We updated the headline and lead with more current information
By Tom Rosenthal
To combat current and future pandemics, the number of epidemiologists staffing big city health departments needs by 47%, according to a recent report jointly released by the Big Cities Health Coalition (BCHC) and Council of State and Territorial Epidemiologists (CSTE).
“The headline really is that big city health departments are in dire need of additional epidemiologist staffing,” Chrissie Juliano, MPP, the executive director of the BCHC, said at a video media briefing releasing the report on epidemiologist staffing. “The shortfall puts the nation’s efforts to combat future and current pandemics at risk.”
To reach full capacity, BCHC departments reported they needed to increase their epidemiology staffs by 47% “to promote and protect the health and safety of the nearly 62 million people they serve,” Ms. Juliano said. “Together these public health officials directly affect the health and well-being of nearly one in five Americans. BCHC sees the findings of this report as vital to the health of folks who live in these cities.”
There were 1,284 epidemiologists working in the 26 participating BCHC departments at the time of the survey, which assessed the period from January to May 2021. The report found that more than 175 positions went vacant in 2021, more than double the open positions four years earlier, Ms. Juliano said.
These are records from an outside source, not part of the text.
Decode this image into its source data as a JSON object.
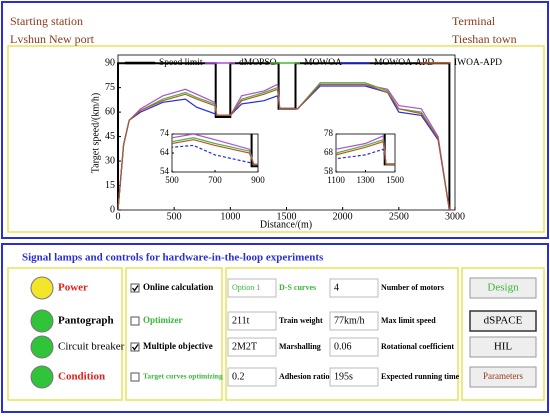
{
  "header": {
    "start_label": "Starting station",
    "start_name": "Lvshun New port",
    "end_label": "Terminal",
    "end_name": "Tieshan town"
  },
  "chart_data": {
    "type": "line",
    "x_label": "Distance/(m)",
    "y_label": "Target speed/(km/h)",
    "xlim": [
      0,
      3000
    ],
    "ylim": [
      0,
      95
    ],
    "xticks": [
      0,
      500,
      1000,
      1500,
      2000,
      2500,
      3000
    ],
    "yticks": [
      0,
      15,
      30,
      45,
      60,
      75,
      90
    ],
    "series": [
      {
        "name": "Speed limit",
        "color": "#000000",
        "x": [
          0,
          0,
          870,
          870,
          1000,
          1000,
          1430,
          1430,
          1580,
          1580,
          2950,
          2950
        ],
        "values": [
          0,
          90,
          90,
          57,
          57,
          90,
          90,
          62,
          62,
          90,
          90,
          0
        ]
      },
      {
        "name": "dMOPSO",
        "color": "#b04fd8",
        "x": [
          0,
          50,
          100,
          200,
          400,
          600,
          700,
          860,
          880,
          1000,
          1100,
          1300,
          1420,
          1440,
          1600,
          1800,
          2000,
          2200,
          2400,
          2500,
          2700,
          2850,
          2950
        ],
        "values": [
          0,
          40,
          55,
          62,
          70,
          74,
          71,
          66,
          58,
          58,
          70,
          73,
          77,
          62,
          62,
          77,
          77,
          77,
          74,
          64,
          62,
          45,
          0
        ]
      },
      {
        "name": "MOWOA",
        "color": "#4cb53a",
        "x": [
          0,
          50,
          100,
          200,
          400,
          600,
          700,
          860,
          880,
          1000,
          1100,
          1300,
          1420,
          1440,
          1600,
          1800,
          2000,
          2200,
          2400,
          2500,
          2700,
          2850,
          2950
        ],
        "values": [
          0,
          40,
          55,
          61,
          68,
          72,
          69,
          65,
          58,
          58,
          68,
          72,
          75,
          62,
          62,
          78,
          78,
          78,
          73,
          62,
          60,
          44,
          0
        ]
      },
      {
        "name": "MOWOA-APD",
        "color": "#1f2fd8",
        "x": [
          0,
          50,
          100,
          200,
          400,
          600,
          700,
          860,
          880,
          1000,
          1100,
          1300,
          1420,
          1440,
          1600,
          1800,
          2000,
          2200,
          2400,
          2500,
          2700,
          2850,
          2950
        ],
        "values": [
          0,
          40,
          55,
          60,
          66,
          68,
          63,
          59,
          58,
          58,
          65,
          67,
          70,
          62,
          62,
          76,
          76,
          76,
          72,
          60,
          58,
          43,
          0
        ]
      },
      {
        "name": "IWOA-APD",
        "color": "#b5592c",
        "x": [
          0,
          50,
          100,
          200,
          400,
          600,
          700,
          860,
          880,
          1000,
          1100,
          1300,
          1420,
          1440,
          1600,
          1800,
          2000,
          2200,
          2400,
          2500,
          2700,
          2850,
          2950
        ],
        "values": [
          0,
          40,
          55,
          61,
          67,
          71,
          68,
          64,
          58,
          58,
          67,
          71,
          74,
          62,
          62,
          77,
          77,
          77,
          72,
          62,
          59,
          44,
          0
        ]
      }
    ],
    "insets": [
      {
        "xlim": [
          500,
          900
        ],
        "ylim": [
          54,
          74
        ],
        "xticks": [
          500,
          700,
          900
        ],
        "yticks": [
          54,
          64,
          74
        ]
      },
      {
        "xlim": [
          1100,
          1500
        ],
        "ylim": [
          58,
          78
        ],
        "xticks": [
          1100,
          1300,
          1500
        ],
        "yticks": [
          58,
          68,
          78
        ]
      }
    ]
  },
  "controls": {
    "title": "Signal lamps and controls for hardware-in-the-loop experiments",
    "lamps": [
      {
        "label": "Power",
        "color": "#f2e52a",
        "text_color": "#e0201e"
      },
      {
        "label": "Pantograph",
        "color": "#2fc43a",
        "text_color": "#000000"
      },
      {
        "label": "Circuit breaker",
        "color": "#2fc43a",
        "text_color": "#000000"
      },
      {
        "label": "Condition",
        "color": "#2fc43a",
        "text_color": "#e0201e"
      }
    ],
    "checks": [
      {
        "label": "Online calculation",
        "checked": true,
        "text_color": "#000000"
      },
      {
        "label": "Optimizer",
        "checked": false,
        "text_color": "#3bb53b"
      },
      {
        "label": "Multiple objective",
        "checked": true,
        "text_color": "#000000"
      },
      {
        "label": "Target curves optimizing",
        "checked": false,
        "text_color": "#3bb53b"
      }
    ],
    "params": [
      [
        "Option 1",
        "D-S curves",
        "4",
        "Number of motors"
      ],
      [
        "211t",
        "Train weight",
        "77km/h",
        "Max limit speed"
      ],
      [
        "2M2T",
        "Marshalling",
        "0.06",
        "Rotational coefficient"
      ],
      [
        "0.2",
        "Adhesion ratio",
        "195s",
        "Expected running time"
      ]
    ],
    "buttons": [
      {
        "label": "Design",
        "text_color": "#3bb53b"
      },
      {
        "label": "dSPACE",
        "text_color": "#000000"
      },
      {
        "label": "HIL",
        "text_color": "#000000"
      },
      {
        "label": "Parameters",
        "text_color": "#9a3a1a"
      }
    ]
  }
}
The need to increase the number of epidemiologists in local health departments became dire during the COVID-19 pandemic, according to Mysheika Roberts, MD, MPH, the Health Commissioner for City of Columbus, in Ohio, and BCHC chair, and Janet Hamilton, MPH, the CSTE executive director, the other video conference participants.
Dr. Roberts said in response to a question from Infectious Disease Special Edition to the Columbus Health Department epidemiologists about communicable diseases, the number of cases increased from about 40 per day before the outbreak to more than 1,000 daily at the height of the pandemic.
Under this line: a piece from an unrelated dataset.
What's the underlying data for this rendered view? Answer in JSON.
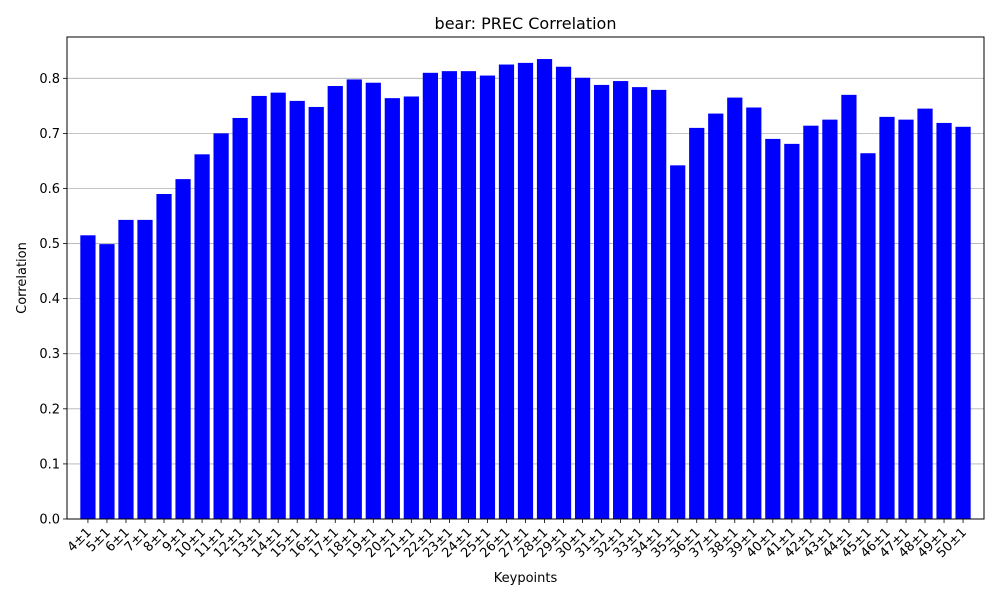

“So even if you were fully staffed, you don’t have the bandwidth to expand to that volume that quickly,” Dr. Roberts said. “That’s a thousand individuals we have to interview. Then we have to get that information in the database, and then that information has to be crunched. There’s no way you can keep up with that.”
Dr. Roberts said, “This report shows that we need more epidemiologists in cities like mine, and that federal resources to fight COVID-19 are not reaching health departments on the front lines where they are needed most.”
Each of the participants said the past two years have taken a tremendous toll on public health departments. Emergency COVID-19 funding will soon disappear, “presenting yet another ‘funding cliff’ for public health,” Dr. Roberts said. “Cities need direct, sustained funding to make our nation prepared for the next pandemic and to fight ongoing health crises, like gun violence and the opioid epidemic.”
The participants said health departments shifted many of their epidemiologists to dealing with the pandemic, leaving the numerous other critical areas that epidemiologists tackle less than adequately covered. “Almost half of BCHC epis [epidemiologists] are working on COVID,” Ms. Juliano said, with another 27% focusing on infectious diseases and 8% working as generalists.
The report found that a lack of epidemiologists in local health departments means that health officials are making tough decisions, often diverting key staff from challenges such as surging gun violence, drug overdoses, obesity, tobacco use, sexually transmitted diseases, and maternal and child health and infant mortality.
“These disease detectives collect, analyze and deliver timely outbreak data to inform both policymakers and the public where outbreaks are happening and how they can be stopped,” Ms. Hamilton said. “This study makes clear what we knew anecdotally: Big cities need more staff and resources to address the magnitude of the public health concerns in their jurisdictions.”
Ms. Hamilton made noted that health departments need upgraded information technology, and Dr. Roberts said more staff are needed to input the data to be crunched and analyzed.